(Byelobog Productions, 2014)
1. God from the Machine;
2. The Portal;
3. Heill Odinn;
4. Lady in the Lake;
5. The Coming of Ettins;
6. The Reckoning Of Man;
7. Heil Freyja;
8. The Ways of Yore;
9. Ek Fellr (I Am Falling);
10. Hall of the Fallen;
11. Autumn Leaves;
12. Emptiness;
13. To Hel and Back Again
A cadenza ormai annuale sappiamo di doverci districare all’interno di un nuovo album di Burzum e il 2014 non fa eccezione. Dopo i disastri che rispondono al nome di Sôl austan, Mâni vestan e Umskiptar, dal Conte è lecito aspettarsi qualcosa di terribilmente monotono, prolisso e auto-citazionista, aggettivi che in effetti calzano anche per questo nuovo The Ways Of Yore.

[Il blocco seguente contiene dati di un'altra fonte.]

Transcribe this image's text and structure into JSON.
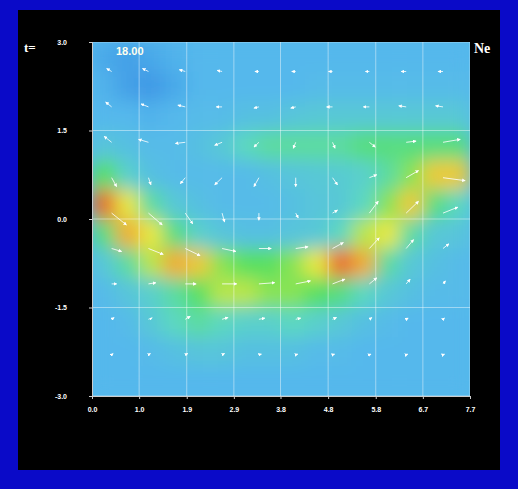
{
  "chart_data": {
    "type": "heatmap",
    "title": "Ne",
    "annotations": [
      "t=",
      "18.00"
    ],
    "xlim": [
      0,
      7.7
    ],
    "ylim": [
      -3,
      3
    ],
    "xticks": [
      {
        "value": 0,
        "label": "0.0"
      },
      {
        "value": 0.96,
        "label": "1.0"
      },
      {
        "value": 1.93,
        "label": "1.9"
      },
      {
        "value": 2.89,
        "label": "2.9"
      },
      {
        "value": 3.84,
        "label": "3.8"
      },
      {
        "value": 4.81,
        "label": "4.8"
      },
      {
        "value": 5.78,
        "label": "5.8"
      },
      {
        "value": 6.74,
        "label": "6.7"
      },
      {
        "value": 7.7,
        "label": "7.7"
      }
    ],
    "yticks": [
      {
        "value": -3,
        "label": "-3.0"
      },
      {
        "value": -1.5,
        "label": "-1.5"
      },
      {
        "value": 0,
        "label": "0.0"
      },
      {
        "value": 1.5,
        "label": "1.5"
      },
      {
        "value": 3,
        "label": "3.0"
      }
    ],
    "grid": true,
    "heatmap": {
      "x_edges": [
        0,
        0.48,
        0.96,
        1.44,
        1.93,
        2.41,
        2.89,
        3.37,
        3.85,
        4.33,
        4.81,
        5.29,
        5.78,
        6.26,
        6.74,
        7.22,
        7.7
      ],
      "y_edges": [
        3,
        2.5,
        2,
        1.5,
        1,
        0.5,
        0,
        -0.5,
        -1,
        -1.5,
        -2,
        -2.5,
        -3
      ],
      "value_range": [
        0,
        1
      ],
      "values": [
        [
          0.15,
          0.12,
          0.15,
          0.18,
          0.2,
          0.2,
          0.2,
          0.2,
          0.2,
          0.2,
          0.2,
          0.2,
          0.2,
          0.2,
          0.2,
          0.2
        ],
        [
          0.18,
          0.12,
          0.1,
          0.15,
          0.2,
          0.2,
          0.2,
          0.2,
          0.2,
          0.22,
          0.22,
          0.22,
          0.22,
          0.22,
          0.22,
          0.22
        ],
        [
          0.2,
          0.2,
          0.18,
          0.2,
          0.22,
          0.22,
          0.25,
          0.25,
          0.28,
          0.3,
          0.3,
          0.3,
          0.3,
          0.3,
          0.3,
          0.3
        ],
        [
          0.28,
          0.25,
          0.22,
          0.22,
          0.25,
          0.3,
          0.4,
          0.45,
          0.45,
          0.45,
          0.45,
          0.5,
          0.5,
          0.5,
          0.5,
          0.5
        ],
        [
          0.55,
          0.35,
          0.25,
          0.22,
          0.22,
          0.22,
          0.22,
          0.25,
          0.28,
          0.3,
          0.32,
          0.35,
          0.45,
          0.6,
          0.75,
          0.75
        ],
        [
          0.9,
          0.7,
          0.45,
          0.3,
          0.25,
          0.22,
          0.22,
          0.22,
          0.25,
          0.28,
          0.3,
          0.4,
          0.6,
          0.75,
          0.5,
          0.4
        ],
        [
          0.5,
          0.8,
          0.7,
          0.5,
          0.35,
          0.28,
          0.25,
          0.25,
          0.28,
          0.3,
          0.4,
          0.65,
          0.7,
          0.45,
          0.3,
          0.28
        ],
        [
          0.3,
          0.45,
          0.65,
          0.8,
          0.75,
          0.6,
          0.55,
          0.55,
          0.6,
          0.7,
          0.9,
          0.8,
          0.45,
          0.3,
          0.25,
          0.22
        ],
        [
          0.22,
          0.28,
          0.35,
          0.45,
          0.55,
          0.65,
          0.65,
          0.6,
          0.6,
          0.55,
          0.5,
          0.4,
          0.3,
          0.25,
          0.22,
          0.22
        ],
        [
          0.2,
          0.22,
          0.3,
          0.4,
          0.45,
          0.4,
          0.35,
          0.35,
          0.4,
          0.35,
          0.3,
          0.25,
          0.22,
          0.2,
          0.2,
          0.2
        ],
        [
          0.2,
          0.2,
          0.22,
          0.25,
          0.28,
          0.28,
          0.25,
          0.25,
          0.25,
          0.22,
          0.22,
          0.2,
          0.2,
          0.2,
          0.2,
          0.2
        ],
        [
          0.2,
          0.2,
          0.2,
          0.2,
          0.2,
          0.2,
          0.2,
          0.2,
          0.2,
          0.2,
          0.2,
          0.2,
          0.2,
          0.2,
          0.2,
          0.2
        ]
      ]
    },
    "vectors": {
      "x": [
        0.4,
        1.15,
        1.9,
        2.65,
        3.4,
        4.15,
        4.9,
        5.65,
        6.4,
        7.15
      ],
      "y": [
        2.5,
        1.9,
        1.3,
        0.7,
        0.1,
        -0.5,
        -1.1,
        -1.7,
        -2.3
      ],
      "u": [
        [
          -0.1,
          -0.12,
          -0.12,
          -0.1,
          -0.08,
          -0.08,
          -0.08,
          -0.08,
          -0.1,
          -0.1
        ],
        [
          -0.12,
          -0.15,
          -0.15,
          -0.12,
          -0.1,
          -0.1,
          -0.12,
          -0.12,
          -0.15,
          -0.15
        ],
        [
          -0.15,
          -0.2,
          -0.2,
          -0.15,
          -0.1,
          -0.05,
          0.05,
          0.12,
          0.2,
          0.35
        ],
        [
          0.1,
          0.05,
          -0.1,
          -0.15,
          -0.1,
          0,
          0.1,
          0.15,
          0.25,
          0.45
        ],
        [
          0.3,
          0.28,
          0.15,
          0.05,
          0,
          0.05,
          0.1,
          0.18,
          0.25,
          0.3
        ],
        [
          0.2,
          0.3,
          0.3,
          0.28,
          0.25,
          0.25,
          0.22,
          0.2,
          0.15,
          0.12
        ],
        [
          0.1,
          0.15,
          0.22,
          0.3,
          0.32,
          0.3,
          0.25,
          0.15,
          0.08,
          0.05
        ],
        [
          0.05,
          0.08,
          0.1,
          0.12,
          0.12,
          0.1,
          0.08,
          0.05,
          0.04,
          0.03
        ],
        [
          0.03,
          0.04,
          0.05,
          0.05,
          0.05,
          0.04,
          0.04,
          0.03,
          0.03,
          0.03
        ]
      ],
      "v": [
        [
          0.05,
          0.05,
          0.03,
          0.02,
          0,
          0,
          0,
          0,
          0,
          0
        ],
        [
          0.08,
          0.05,
          0.03,
          0,
          -0.02,
          -0.02,
          0,
          0,
          0.02,
          0.02
        ],
        [
          0.1,
          0.05,
          -0.02,
          -0.05,
          -0.08,
          -0.1,
          -0.1,
          -0.08,
          0.02,
          0.05
        ],
        [
          -0.15,
          -0.12,
          -0.1,
          -0.12,
          -0.15,
          -0.15,
          -0.12,
          0.05,
          0.12,
          -0.05
        ],
        [
          -0.2,
          -0.2,
          -0.18,
          -0.15,
          -0.12,
          -0.08,
          0.05,
          0.2,
          0.2,
          0.1
        ],
        [
          -0.05,
          -0.1,
          -0.12,
          -0.05,
          0,
          0.03,
          0.1,
          0.18,
          0.15,
          0.08
        ],
        [
          0,
          0.02,
          0,
          0,
          0.02,
          0.05,
          0.08,
          0.1,
          0.08,
          0.05
        ],
        [
          0.03,
          0.03,
          0.05,
          0.03,
          0.02,
          0.02,
          0.03,
          0.03,
          0.02,
          0.02
        ],
        [
          0.02,
          0.02,
          0.02,
          0.02,
          0.01,
          0.01,
          0.01,
          0.01,
          0.01,
          0.01
        ]
      ]
    }
  }
}
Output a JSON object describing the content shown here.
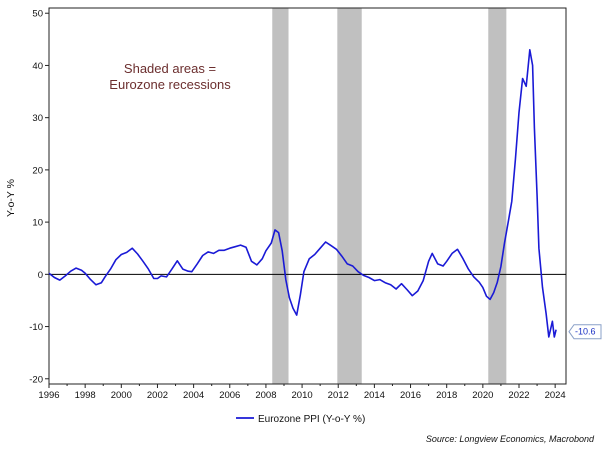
{
  "chart_data": {
    "type": "line",
    "title": "",
    "xlabel": "",
    "ylabel": "Y-o-Y %",
    "xlim": [
      1996,
      2024.6
    ],
    "ylim": [
      -21,
      51
    ],
    "y_ticks": [
      -20,
      -10,
      0,
      10,
      20,
      30,
      40,
      50
    ],
    "x_ticks": [
      1996,
      1998,
      2000,
      2002,
      2004,
      2006,
      2008,
      2010,
      2012,
      2014,
      2016,
      2018,
      2020,
      2022,
      2024
    ],
    "grid": false,
    "zero_line": 0,
    "legend_position": "bottom-center",
    "recessions": [
      {
        "start": 2008.35,
        "end": 2009.25
      },
      {
        "start": 2011.95,
        "end": 2013.3
      },
      {
        "start": 2020.3,
        "end": 2021.3
      }
    ],
    "annotation": {
      "line1": "Shaded areas =",
      "line2": "Eurozone recessions"
    },
    "last_value_label": "-10.6",
    "source": "Source: Longview Economics, Macrobond",
    "series": [
      {
        "name": "Eurozone PPI (Y-o-Y %)",
        "color": "#1a1ad6",
        "x": [
          1996.0,
          1996.3,
          1996.6,
          1996.9,
          1997.2,
          1997.5,
          1997.8,
          1998.0,
          1998.3,
          1998.6,
          1998.9,
          1999.1,
          1999.4,
          1999.7,
          2000.0,
          2000.3,
          2000.6,
          2000.9,
          2001.2,
          2001.5,
          2001.8,
          2002.0,
          2002.2,
          2002.5,
          2002.8,
          2003.1,
          2003.4,
          2003.7,
          2003.9,
          2004.2,
          2004.5,
          2004.8,
          2005.1,
          2005.4,
          2005.7,
          2006.0,
          2006.3,
          2006.6,
          2006.9,
          2007.2,
          2007.5,
          2007.8,
          2008.0,
          2008.3,
          2008.5,
          2008.7,
          2008.9,
          2009.1,
          2009.3,
          2009.5,
          2009.7,
          2009.9,
          2010.1,
          2010.4,
          2010.7,
          2011.0,
          2011.3,
          2011.6,
          2011.9,
          2012.2,
          2012.5,
          2012.8,
          2013.1,
          2013.4,
          2013.7,
          2014.0,
          2014.3,
          2014.6,
          2014.9,
          2015.2,
          2015.5,
          2015.8,
          2016.1,
          2016.4,
          2016.7,
          2017.0,
          2017.2,
          2017.5,
          2017.8,
          2018.0,
          2018.3,
          2018.6,
          2018.9,
          2019.2,
          2019.5,
          2019.8,
          2020.0,
          2020.2,
          2020.4,
          2020.6,
          2020.8,
          2021.0,
          2021.2,
          2021.4,
          2021.6,
          2021.8,
          2022.0,
          2022.2,
          2022.4,
          2022.6,
          2022.75,
          2022.85,
          2023.0,
          2023.1,
          2023.3,
          2023.5,
          2023.65,
          2023.75,
          2023.85,
          2023.95,
          2024.05
        ],
        "values": [
          0.2,
          -0.6,
          -1.1,
          -0.3,
          0.6,
          1.2,
          0.8,
          0.2,
          -1.0,
          -2.0,
          -1.6,
          -0.5,
          1.0,
          2.8,
          3.8,
          4.2,
          5.0,
          3.9,
          2.5,
          1.0,
          -0.8,
          -0.8,
          -0.3,
          -0.5,
          1.0,
          2.6,
          1.0,
          0.6,
          0.5,
          2.0,
          3.6,
          4.3,
          4.0,
          4.6,
          4.6,
          5.0,
          5.3,
          5.6,
          5.2,
          2.5,
          1.8,
          3.0,
          4.5,
          6.0,
          8.5,
          8.0,
          4.5,
          -1.0,
          -4.5,
          -6.5,
          -7.8,
          -4.0,
          0.5,
          3.0,
          3.8,
          5.0,
          6.2,
          5.5,
          4.8,
          3.5,
          2.0,
          1.6,
          0.5,
          -0.2,
          -0.6,
          -1.2,
          -1.0,
          -1.6,
          -2.0,
          -2.8,
          -1.8,
          -2.9,
          -4.1,
          -3.2,
          -1.2,
          2.5,
          4.0,
          2.0,
          1.6,
          2.5,
          4.0,
          4.8,
          3.0,
          1.0,
          -0.5,
          -1.5,
          -2.5,
          -4.2,
          -4.8,
          -3.5,
          -1.5,
          1.5,
          6.0,
          10.0,
          14.0,
          22.0,
          31.0,
          37.5,
          36.0,
          43.0,
          40.0,
          28.0,
          15.0,
          5.0,
          -2.5,
          -7.5,
          -12.0,
          -10.5,
          -9.0,
          -12.0,
          -10.6
        ]
      }
    ]
  }
}
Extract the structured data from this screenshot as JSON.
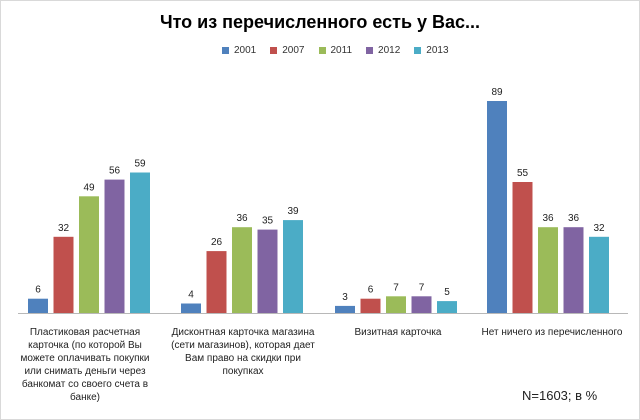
{
  "chart_data": {
    "type": "bar",
    "title": "Что из перечисленного есть у Вас...",
    "categories": [
      "Пластиковая расчетная карточка (по которой Вы можете оплачивать покупки или снимать деньги через банкомат со своего счета в банке)",
      "Дисконтная карточка магазина (сети магазинов), которая дает Вам право на скидки при покупках",
      "Визитная карточка",
      "Нет ничего из перечисленного"
    ],
    "series": [
      {
        "name": "2001",
        "color": "#4F81BD",
        "values": [
          6,
          4,
          3,
          89
        ]
      },
      {
        "name": "2007",
        "color": "#C0504D",
        "values": [
          32,
          26,
          6,
          55
        ]
      },
      {
        "name": "2011",
        "color": "#9BBB59",
        "values": [
          49,
          36,
          7,
          36
        ]
      },
      {
        "name": "2012",
        "color": "#8064A2",
        "values": [
          56,
          35,
          7,
          36
        ]
      },
      {
        "name": "2013",
        "color": "#4BACC6",
        "values": [
          59,
          39,
          5,
          32
        ]
      }
    ],
    "ylim": [
      0,
      90
    ],
    "legend_position": "top",
    "grid": false
  },
  "footnote": "N=1603; в %"
}
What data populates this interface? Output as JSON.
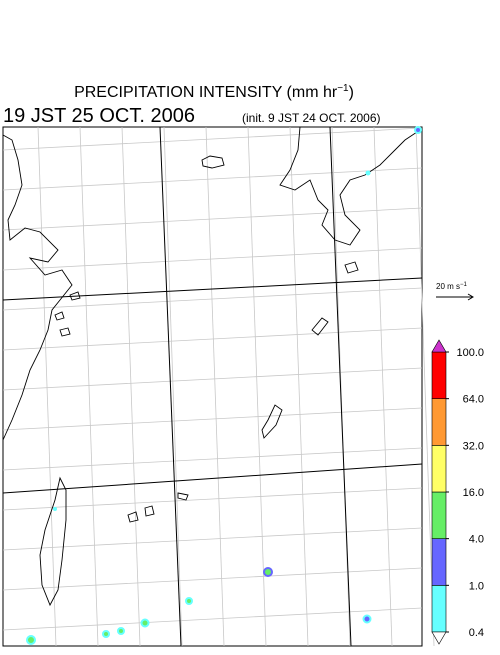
{
  "title": {
    "text": "PRECIPITATION INTENSITY (mm hr",
    "superscript": "−1",
    "close": ")"
  },
  "valid_time": "19 JST 25 OCT. 2006",
  "init_time": "(init. 9 JST 24 OCT. 2006)",
  "vector_legend": {
    "text": "20 m s",
    "superscript": "−1"
  },
  "colorbar": {
    "ticks": [
      {
        "value": 0.4,
        "label": "0.4"
      },
      {
        "value": 1,
        "label": "1.0"
      },
      {
        "value": 4,
        "label": "4.0"
      },
      {
        "value": 16,
        "label": "16.0"
      },
      {
        "value": 32,
        "label": "32.0"
      },
      {
        "value": 64,
        "label": "64.0"
      },
      {
        "value": 100,
        "label": "100.0"
      }
    ],
    "colors": [
      "#66ffff",
      "#6666ff",
      "#66ee66",
      "#ffff66",
      "#ff9933",
      "#ff0000"
    ],
    "under_color": "#ffffff",
    "over_color": "#cc33cc"
  }
}
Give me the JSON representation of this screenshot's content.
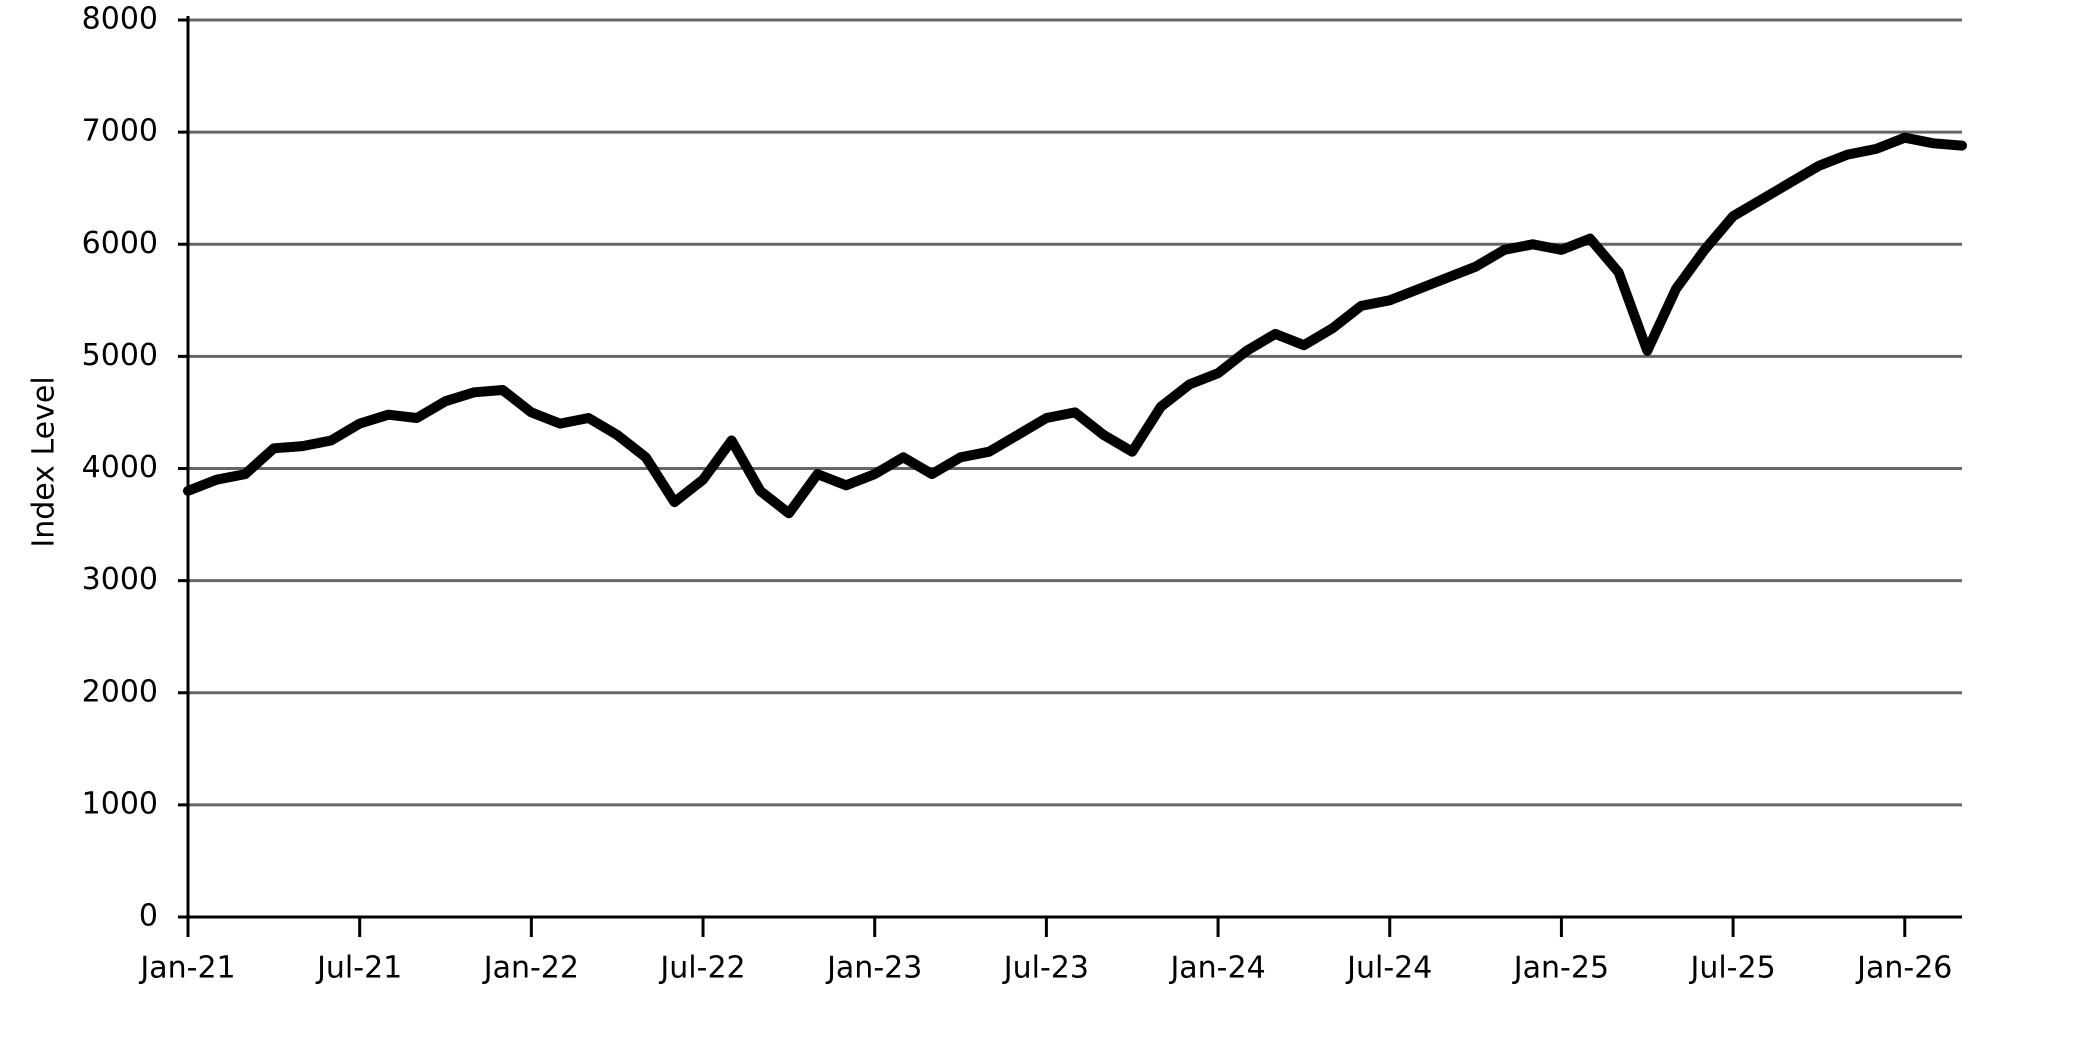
{
  "chart_data": {
    "type": "line",
    "ylabel": "Index Level",
    "x": [
      "2021-01",
      "2021-02",
      "2021-03",
      "2021-04",
      "2021-05",
      "2021-06",
      "2021-07",
      "2021-08",
      "2021-09",
      "2021-10",
      "2021-11",
      "2021-12",
      "2022-01",
      "2022-02",
      "2022-03",
      "2022-04",
      "2022-05",
      "2022-06",
      "2022-07",
      "2022-08",
      "2022-09",
      "2022-10",
      "2022-11",
      "2022-12",
      "2023-01",
      "2023-02",
      "2023-03",
      "2023-04",
      "2023-05",
      "2023-06",
      "2023-07",
      "2023-08",
      "2023-09",
      "2023-10",
      "2023-11",
      "2023-12",
      "2024-01",
      "2024-02",
      "2024-03",
      "2024-04",
      "2024-05",
      "2024-06",
      "2024-07",
      "2024-08",
      "2024-09",
      "2024-10",
      "2024-11",
      "2024-12",
      "2025-01",
      "2025-02",
      "2025-03",
      "2025-04",
      "2025-05",
      "2025-06",
      "2025-07",
      "2025-08",
      "2025-09",
      "2025-10",
      "2025-11",
      "2025-12",
      "2026-01",
      "2026-02",
      "2026-03"
    ],
    "values": [
      3800,
      3900,
      3950,
      4180,
      4200,
      4250,
      4400,
      4480,
      4450,
      4600,
      4680,
      4700,
      4500,
      4400,
      4450,
      4300,
      4100,
      3700,
      3900,
      4250,
      3800,
      3600,
      3950,
      3850,
      3950,
      4100,
      3950,
      4100,
      4150,
      4300,
      4450,
      4500,
      4300,
      4150,
      4550,
      4750,
      4850,
      5050,
      5200,
      5100,
      5250,
      5450,
      5500,
      5600,
      5700,
      5800,
      5950,
      6000,
      5950,
      6050,
      5750,
      5050,
      5600,
      5950,
      6250,
      6400,
      6550,
      6700,
      6800,
      6850,
      6950,
      6900,
      6880
    ],
    "color": "#000000",
    "xlim": [
      "2021-01",
      "2026-03"
    ],
    "xticks": [
      {
        "value": "2021-01",
        "label": "Jan-21"
      },
      {
        "value": "2021-07",
        "label": "Jul-21"
      },
      {
        "value": "2022-01",
        "label": "Jan-22"
      },
      {
        "value": "2022-07",
        "label": "Jul-22"
      },
      {
        "value": "2023-01",
        "label": "Jan-23"
      },
      {
        "value": "2023-07",
        "label": "Jul-23"
      },
      {
        "value": "2024-01",
        "label": "Jan-24"
      },
      {
        "value": "2024-07",
        "label": "Jul-24"
      },
      {
        "value": "2025-01",
        "label": "Jan-25"
      },
      {
        "value": "2025-07",
        "label": "Jul-25"
      },
      {
        "value": "2026-01",
        "label": "Jan-26"
      }
    ],
    "ylim": [
      0,
      8000
    ],
    "yticks": [
      0,
      1000,
      2000,
      3000,
      4000,
      5000,
      6000,
      7000,
      8000
    ],
    "grid": true
  }
}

La formula la conosciamo tutti: esteticamente ci troviamo ad ammirare copertine che sono dipinti o opere di artisti più o meno famosi (stavolta è il turno di Gustave Doré), mentre musicalmente l’autore stesso sembra essere sempre più convinto di continuare sulla strada dell’ambient più minimale che gli ha portato gioie e dolori sia in tempi passati che recenti. Qualche elemento folk rimane (“Heill Odinn”, “Heil Freyja”, “The Portal” o “Ek Fellr (I Am Falling)”) ma in generale The Ways Of Yore gioca sulla ridondanza di loop ed effetti dal sapore vagamente spaziale che ricordano in più occasioni quanto già fatto in Hliðskjálf dando vita, però, a qualche episodio più che godibile e sicuramente fra i migliori degli ultimi due/tre anni (stavolta mi riferisco a “Lady in the Lake”, “The Ways of Yore” e “Hall of the Fallen”). Ironicamente, anche se ci sarebbe poco da ridere, la migliore di tutto il lotto è “Emptiness”. Peccato che sia solamente una ri-registrazione della storica “Tohmet” che ad oggi spazza via tutto quanto di ambient pubblicato da Burzum dopo Hvis Lyset Tar Oss e Filosofem.
Nonostante tutti e superando i pregiudizi iniziali, The Ways Of Yore non è un brutto album o perlomeno non è così tragico come pensavo: qualche buon episodio c’è, la ripetitività classica di Burzum qui non diventa necessariamente un’arma a doppio taglio e nel mood giusto il disco coinvolge in maniera inaspettata. Rimane il fatto che se il nostro caro amico barbuto avesse condensato gli spunti migliori degli ultimi tre album in un’unica uscita, sarebbe stato molto meglio per tutti.